Hay algo bello en el sumar años, como si la vida se asentara por fin, sin estrechez, en una enorme biblioteca erudita y vana. Al mirarla vemos los cuadernos de la existencia con cada rasgo moldeado por los abrazos y los empellones, se ven las altas cumbres de ciertas glorias coronadas y también los hermosos fangos desde donde nos levantamos una y otra vez, cabeza gacha o altiva. No importa. Salimos de allí lastimosamente para volver a encontrar un sol de ilusión y esperanza.

No tengo destino, sólo caminar por debajo de los centenarios plátanos. Paso por debajo de ellos y luego por una avenida de camelias, convertidas en árboles, están en flor y cubren las ramas y el pasto; unas ajadas, ardidas, otras tienen los pimpollos épicos y osados. Es francamente una flor voluptuosa, femenina. Como la mujer, que ha sido siempre mi mayor inspiración, tentación y deseo; su osada integridad, su valentía etérea, su paciencia académica y sus secretos indecifrables son la alerta del hombre.

Su constitución de mojadez, de huerto fértil. Sus sueños, que creemos descifrar una y otra vez con ingenua hombría, nos mantienen en alerta una vida toda, hasta hoy que de boina azul y pelos secos levanto mis pies buscando entre estas arboledas el destino de mi feminidad. Ella vive permisiva y asoleada en los jardines de mis sueños. Es uno de los rasgos de mis victorias, la abracé desde niño.

Estoy a favor de la vida y a favor de elegir. Esa enorme libertad de pronunciarse. Un futuro feliz es darle presencia al momento, aunque la vida es imprevisible, una caja de sorpresas, a veces parece regirse por sí misma como si se olvidara de nosotros. Tenemos que volver a buscarla, pedirle que se quede, que la deseamos con ardor.

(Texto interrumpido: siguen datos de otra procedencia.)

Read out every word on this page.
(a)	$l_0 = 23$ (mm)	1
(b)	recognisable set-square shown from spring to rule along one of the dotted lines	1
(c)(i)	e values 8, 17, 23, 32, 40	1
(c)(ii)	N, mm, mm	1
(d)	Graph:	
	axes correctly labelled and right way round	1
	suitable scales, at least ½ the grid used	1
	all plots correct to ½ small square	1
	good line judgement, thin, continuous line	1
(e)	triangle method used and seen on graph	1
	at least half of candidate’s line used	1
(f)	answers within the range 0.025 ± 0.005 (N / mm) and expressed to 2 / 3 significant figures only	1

Salgo de la avenida y llego a un monte de ombúes, no muchos pero históricos. Cada vez que los veo pienso que son plantas herbáceas y no árboles. Me sorprendo: su madera carece de anillos, es más bien esponjosa, son un hermoso símbolo de la pampa húmeda, su sombra ha sido reparo y cobijo de siestas gauchas y nativas. Antes de llegar a las casas, paso por los ceibos y me recuerdan los días enteros de diciembre cuando están en flor y paso horas trepado a sus ramas observando a los colibríes libar de sus flores. Yo también, como ellos, libé de la vida. Gracias.